就職活動期間中、ずっと考えていたのは「自分の求める条件に合致する会社はほとんどない」ということです。そんな中でもやりたいことややってみたいことがあるなら、そこを追及して積極的な情報収集、企業へのアプローチなどを一生懸命取り組んだ方がいいと思います。

長い目で見ると就活に本気で取り組む期間なんてせいぜい1、2年。そのたった数年をどう過ごすかで、その後の自分の人生が大きく変わるといっても過言ではないと思います。

わからないことだらけで手探りの就活期間中は選考落選や試験の合否で悩み、落ち込むことももちろんあると思いますが、決して無駄な時間ではありません。私は就活中、興味ある企業から落選通知をもらったときにも「縁がなかった」と考えて気持ちを切り替えるようにしていました。

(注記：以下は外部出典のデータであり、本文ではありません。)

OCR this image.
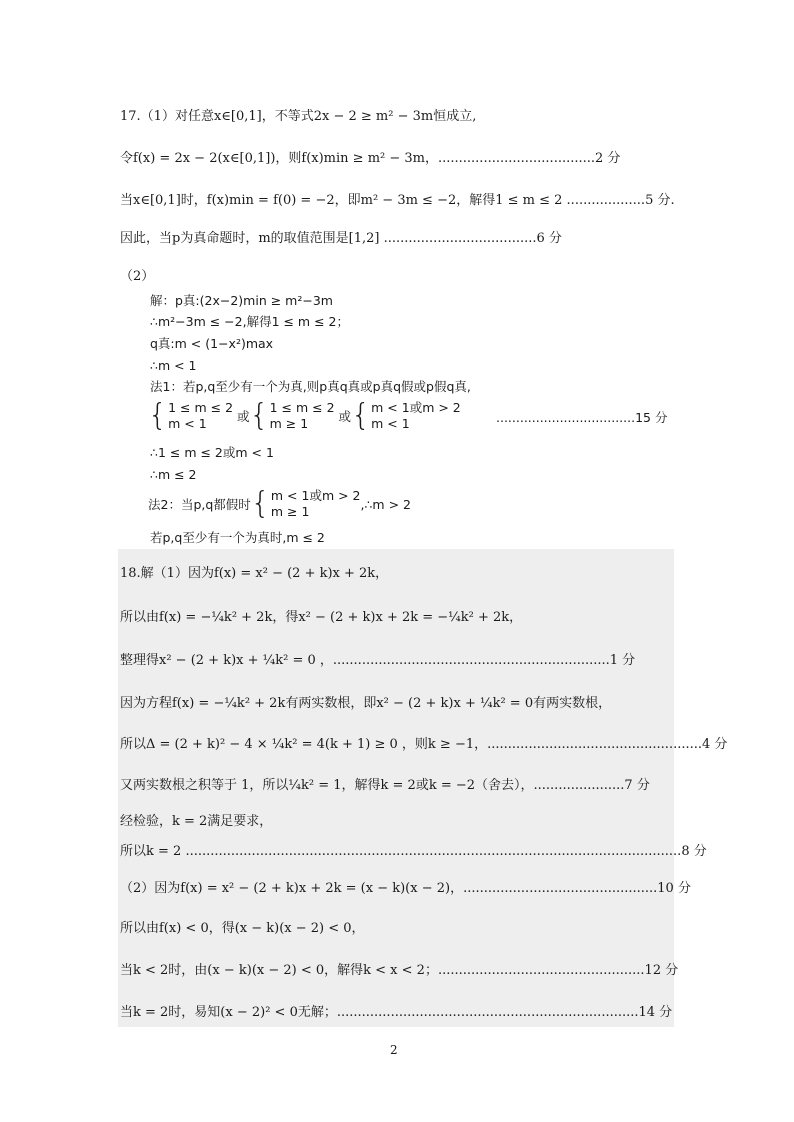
17.（1）对任意x∈[0,1]，不等式2x − 2 ≥ m² − 3m恒成立,
令f(x) = 2x − 2(x∈[0,1])，则f(x)min ≥ m² − 3m，......................................2 分
当x∈[0,1]时，f(x)min = f(0) = −2，即m² − 3m ≤ −2，解得1 ≤ m ≤ 2 ...................5 分.
因此，当p为真命题时，m的取值范围是[1,2] .....................................6 分
（2）
解：p真:(2x−2)min ≥ m²−3m
∴m²−3m ≤ −2,解得1 ≤ m ≤ 2；
q真:m < (1−x²)max
∴m < 1
法1：若p,q至少有一个为真,则p真q真或p真q假或p假q真,
{ 1 ≤ m ≤ 2
m < 1	或{ 1 ≤ m ≤ 2
m ≥ 1	或{ m < 1或m > 2
m < 1	...................................15 分
∴1 ≤ m ≤ 2或m < 1
∴m ≤ 2
法2：当p,q都假时{ m < 1或m > 2
m ≥ 1	,∴m > 2
若p,q至少有一个为真时,m ≤ 2
18.解（1）因为f(x) = x² − (2 + k)x + 2k，
所以由f(x) = −¼k² + 2k，得x² − (2 + k)x + 2k = −¼k² + 2k，
整理得x² − (2 + k)x + ¼k² = 0 ，...................................................................1 分
因为方程f(x) = −¼k² + 2k有两实数根，即x² − (2 + k)x + ¼k² = 0有两实数根，
所以Δ = (2 + k)² − 4 × ¼k² = 4(k + 1) ≥ 0 ，则k ≥ −1，....................................................4 分
又两实数根之积等于 1，所以¼k² = 1，解得k = 2或k = −2（舍去），......................7 分
经检验，k = 2满足要求，
所以k = 2 ........................................................................................................................8 分
（2）因为f(x) = x² − (2 + k)x + 2k = (x − k)(x − 2)，...............................................10 分
所以由f(x) < 0，得(x − k)(x − 2) < 0，
当k < 2时，由(x − k)(x − 2) < 0，解得k < x < 2；..................................................12 分
当k = 2时，易知(x − 2)² < 0无解；.........................................................................14 分
2
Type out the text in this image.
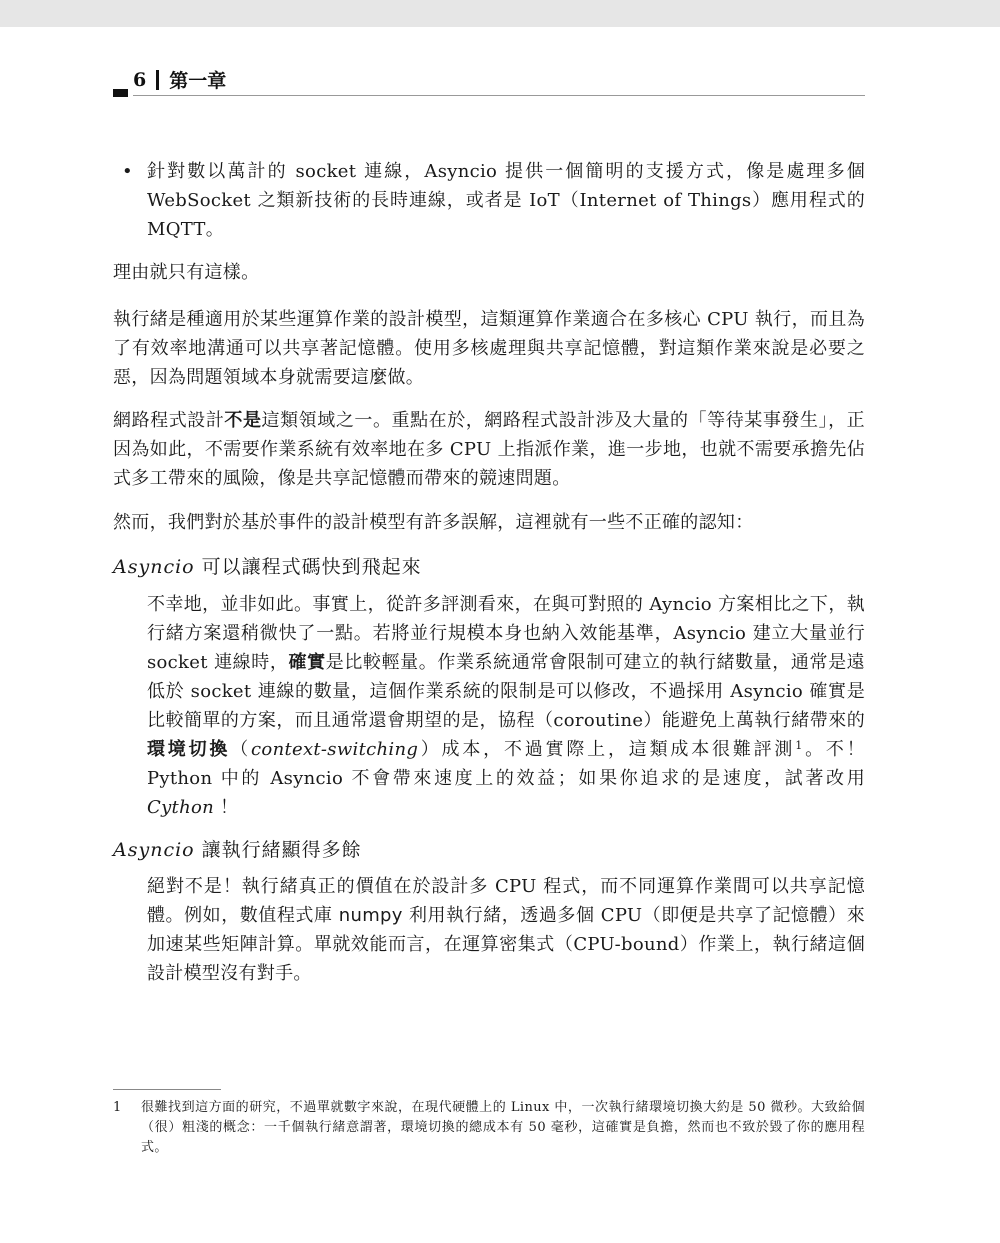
6 第一章
• 針對數以萬計的 socket 連線，Asyncio 提供一個簡明的支援方式，像是處理多個 WebSocket 之類新技術的長時連線，或者是 IoT（Internet of Things）應用程式的 MQTT。
理由就只有這樣。
執行緒是種適用於某些運算作業的設計模型，這類運算作業適合在多核心 CPU 執行，而且為了有效率地溝通可以共享著記憶體。使用多核處理與共享記憶體，對這類作業來說是必要之惡，因為問題領域本身就需要這麼做。
網路程式設計不是這類領域之一。重點在於，網路程式設計涉及大量的「等待某事發生」，正因為如此，不需要作業系統有效率地在多 CPU 上指派作業，進一步地，也就不需要承擔先佔式多工帶來的風險，像是共享記憶體而帶來的競速問題。
然而，我們對於基於事件的設計模型有許多誤解，這裡就有一些不正確的認知：
Asyncio 可以讓程式碼快到飛起來
不幸地，並非如此。事實上，從許多評測看來，在與可對照的 Ayncio 方案相比之下，執行緒方案還稍微快了一點。若將並行規模本身也納入效能基準，Asyncio 建立大量並行 socket 連線時，確實是比較輕量。作業系統通常會限制可建立的執行緒數量，通常是遠低於 socket 連線的數量，這個作業系統的限制是可以修改，不過採用 Asyncio 確實是比較簡單的方案，而且通常還會期望的是，協程（coroutine）能避免上萬執行緒帶來的環境切換（context-switching）成本，不過實際上，這類成本很難評測$^1$。不！ Python 中的 Asyncio 不會帶來速度上的效益；如果你追求的是速度，試著改用 Cython ！
Asyncio 讓執行緒顯得多餘
絕對不是！執行緒真正的價值在於設計多 CPU 程式，而不同運算作業間可以共享記憶體。例如，數值程式庫 numpy 利用執行緒，透過多個 CPU（即便是共享了記憶體）來加速某些矩陣計算。單就效能而言，在運算密集式（CPU-bound）作業上，執行緒這個設計模型沒有對手。
1 很難找到這方面的研究，不過單就數字來說，在現代硬體上的 Linux 中，一次執行緒環境切換大約是 50 微秒。大致給個（很）粗淺的概念：一千個執行緒意謂著，環境切換的總成本有 50 毫秒，這確實是負擔，然而也不致於毀了你的應用程式。
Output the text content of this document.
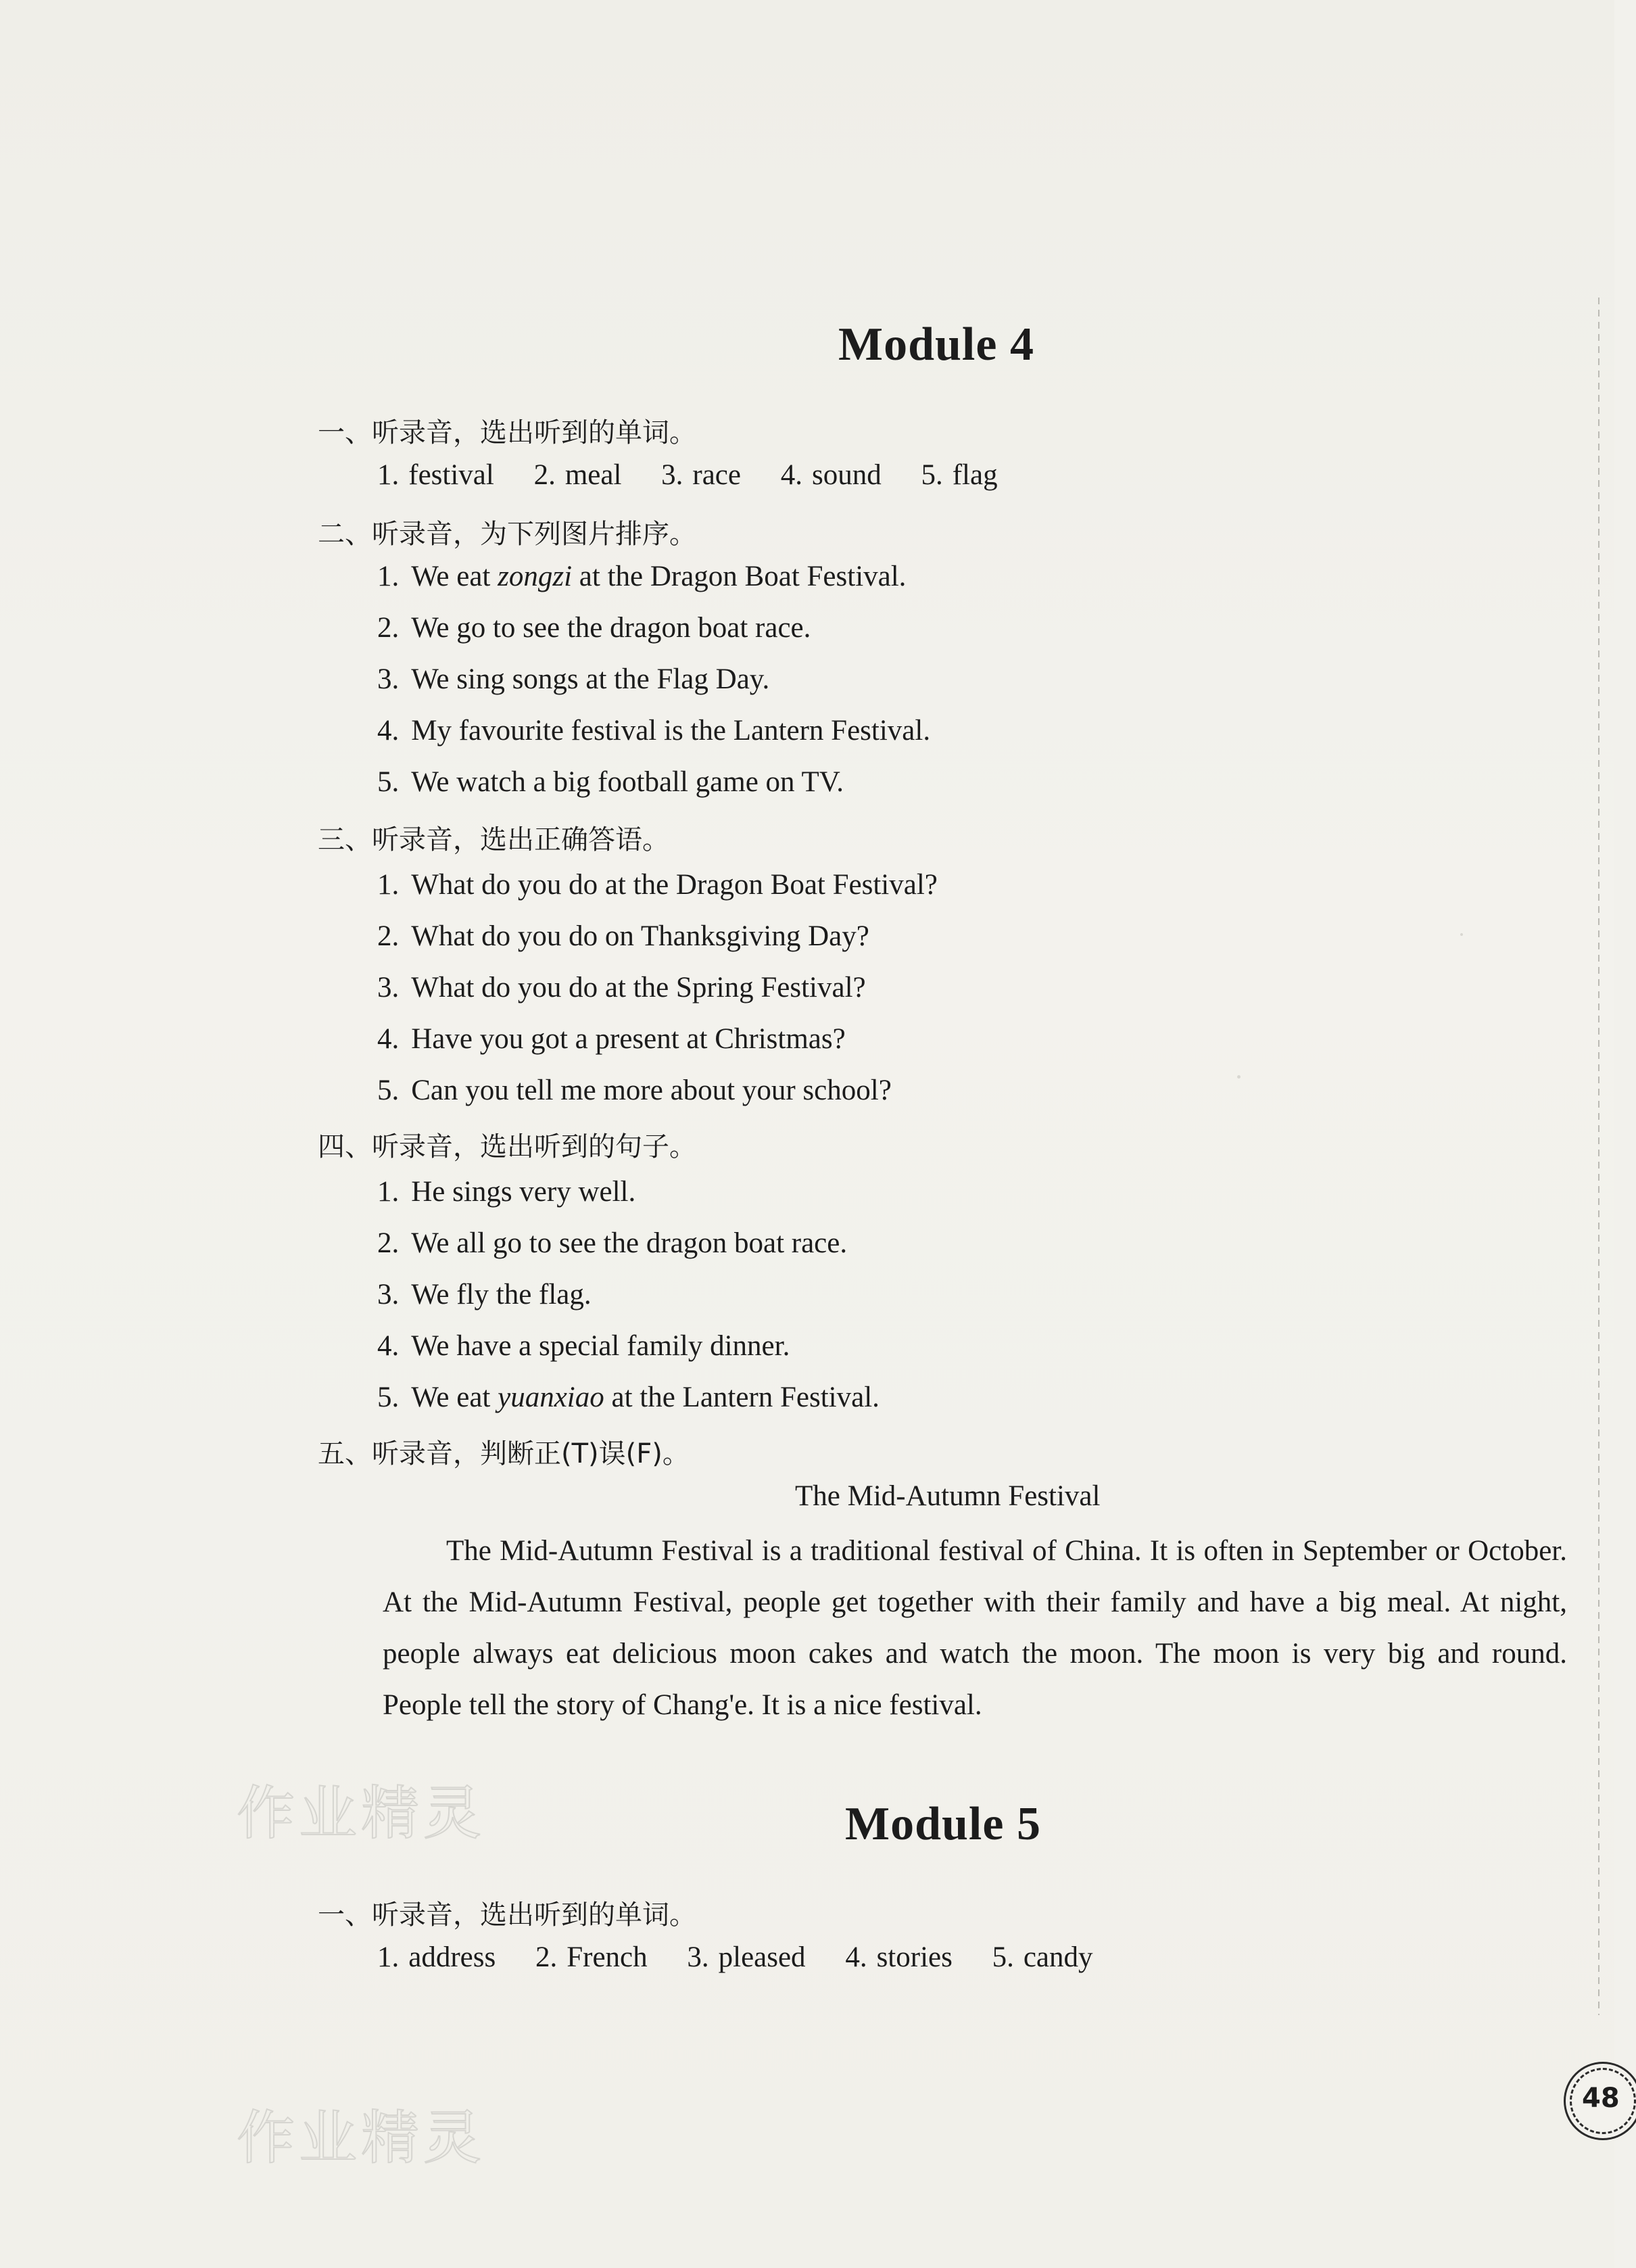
Module 4
一、听录音，选出听到的单词。
1. festival 2. meal 3. race 4. sound 5. flag
二、听录音，为下列图片排序。
1. We eat zongzi at the Dragon Boat Festival.
2. We go to see the dragon boat race.
3. We sing songs at the Flag Day.
4. My favourite festival is the Lantern Festival.
5. We watch a big football game on TV.
三、听录音，选出正确答语。
1. What do you do at the Dragon Boat Festival?
2. What do you do on Thanksgiving Day?
3. What do you do at the Spring Festival?
4. Have you got a present at Christmas?
5. Can you tell me more about your school?
四、听录音，选出听到的句子。
1. He sings very well.
2. We all go to see the dragon boat race.
3. We fly the flag.
4. We have a special family dinner.
5. We eat yuanxiao at the Lantern Festival.
五、听录音，判断正(T)误(F)。
The Mid-Autumn Festival
The Mid-Autumn Festival is a traditional festival of China. It is often in September or October. At the Mid-Autumn Festival, people get together with their family and have a big meal. At night, people always eat delicious moon cakes and watch the moon. The moon is very big and round. People tell the story of Chang'e. It is a nice festival.
作业精灵
作业精灵
Module 5
一、听录音，选出听到的单词。
1. address 2. French 3. pleased 4. stories 5. candy
48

就活では仕事内容や待遇だけではなく、企業訪問して実際に人と会って話すことが大事です。直接社員の方から聞ける情報はとてもためになります。

弊社でも学生向けに職場体験やインターンシップを開催していますし、連絡をもらえたら直接社員と話せる場も設けています。また、配送が出るまでの動きなど、仕事の流れを間近で見学することもできます。

僕は学生時代ずっとスポーツ一筋でした。就職する前は、そんなスポーツの世界から全く知らない業界に飛び込むことはとても勇気が必要でした。しかし飛び込んでみると自分の視野が広がり、これまで体験できなかったことを通じて見聞が広がりました。

学生の皆さんも、少しでも興味がある世界があるなら、ぜひ一度思い切り飛び込んでみて下さい。企業や仕事内容を考えるとき「自分には合わないだろう」と決めつけてはいけません。行動を起こすことで、気が付くことや見えてくる世界があると思います。

ライター 名護 大輝さん:

大城さん、ありがとうございました!僕も学生ライターとして社会人の方に取材して、記事にまとめるたびに、その人の考え方や生き方から多くのことを学ばせて頂いております。それも勇気を出して、トポセシアさんの学生ライター募集に応募したからだと思っています。 「興味のあることには勇気をもって飛び込んでみる」そこから繋がることや気づくことがある。学生の背中を押す力強い一言だと思いました!